As much as I applaud both the effort to target a tax cut to the lower ends of the income scale, and to do so in a way that does not change Social Security's funding picture, there is a larger danger here. Earlier this year, there was a big stink about the short-term change in the path of Social Security's annual surplus or deficit, with the Great Recession turning a few years of projected small surpluses into small deficits. This was all very unimportant, but it provided an opening for people to describe the long-planned transition from annual Social Security surpluses to annual deficits as proof that Social Security is fundamentally bankrupt.

The correct response to this argument is that Social Security really should be thought of as a separate system, because the decades of annual Social Security surpluses (memorialized in the trust fund) can only be credited meaningfully to the system by allowing benefits to be paid both from annual payroll tax collections and general revenues. Again, however, this only makes sense if we treat the payments from general revenues as a repayment to the system for all those years in which Social Security taxes were higher than was needed to pay for concurrent benefits.
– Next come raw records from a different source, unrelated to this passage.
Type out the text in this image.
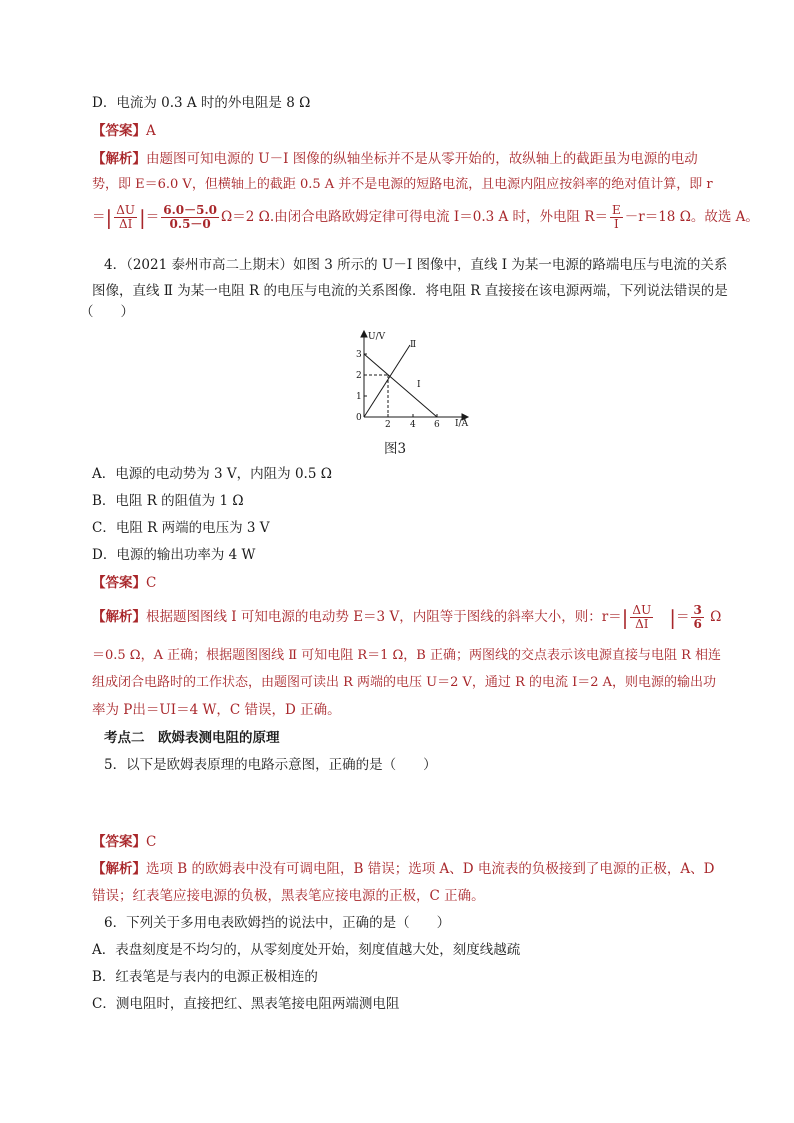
D．电流为 0.3 A 时的外电阻是 8 Ω
【答案】A
【解析】由题图可知电源的 U－I 图像的纵轴坐标并不是从零开始的，故纵轴上的截距虽为电源的电动
势，即 E＝6.0 V，但横轴上的截距 0.5 A 并不是电源的短路电流，且电源内阻应按斜率的绝对值计算，即 r
＝| $\frac{\Delta U}{\Delta I}$ |＝ $\frac{6.0-5.0}{0.5-0} \Omega=2$ Ω.由闭合电路欧姆定律可得电流 I＝0.3 A 时，外电阻 $R= \frac{E}{I} -r=18$ Ω。故选 A。
4．（2021 泰州市高二上期末）如图 3 所示的 U－I 图像中，直线 Ⅰ 为某一电源的路端电压与电流的关系
图像，直线 Ⅱ 为某一电阻 R 的电压与电流的关系图像．将电阻 R 直接接在该电源两端，下列说法错误的是
（　　）
U/V
I/A
0
1
2
3
2 4 6
Ⅰ
Ⅱ
图3
A．电源的电动势为 3 V，内阻为 0.5 Ω
B．电阻 R 的阻值为 1 Ω
C．电阻 R 两端的电压为 3 V
D．电源的输出功率为 4 W
【答案】C
【解析】根据题图图线 Ⅰ 可知电源的电动势 E＝3 V，内阻等于图线的斜率大小，则：$r=| \frac{\Delta U}{\Delta I}$ |＝ $\frac{3}{6}$ Ω
＝0.5 Ω，A 正确；根据题图图线 Ⅱ 可知电阻 R＝1 Ω，B 正确；两图线的交点表示该电源直接与电阻 R 相连
组成闭合电路时的工作状态，由题图可读出 R 两端的电压 U＝2 V，通过 R 的电流 I＝2 A，则电源的输出功
率为 P出＝UI＝4 W，C 错误，D 正确。
考点二　欧姆表测电阻的原理
5．以下是欧姆表原理的电路示意图，正确的是（　　）
【答案】C
【解析】选项 B 的欧姆表中没有可调电阻，B 错误；选项 A、D 电流表的负极接到了电源的正极，A、D
错误；红表笔应接电源的负极，黑表笔应接电源的正极，C 正确。
6．下列关于多用电表欧姆挡的说法中，正确的是（　　）
A．表盘刻度是不均匀的，从零刻度处开始，刻度值越大处，刻度线越疏
B．红表笔是与表内的电源正极相连的
C．测电阻时，直接把红、黑表笔接电阻两端测电阻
The 2011 tax holiday, however, makes this programmatic separation much easier to attack. As easy as it is for Social Security's opponents to try to distort the debate with half-truths about the "empty" trust fund, the public continues to be comfortable with the idea that the system will be solvent at least so long as the annual flow from general revenues is tied directly to the repayment of accumulated credits in the trust fund.

We now, however, have enacted a much more blatant transfer of funds between these two tubs of money. We are using general funds to make Social Security whole, even though the tax cut is specifically a break for those who are paying into the system. This is not compensation for previous (or future) overpayment; it is a simple matter of using general revenues to support a system that is supposed to be (in the aggregate, over time) independent of the rest of the federal government.

There is a very real danger that this will change the debate for the worse. There are plenty of legal fictions that have very practical consequences in the real world. The corporate form of business comes to mind. If people were to start treating that legal fiction as non-binding, our system would be shaken to its core. The legal fiction of Social Security's separate financing is also extremely important to maintain. This year's tax cut compromise may fatally undermine that distinction.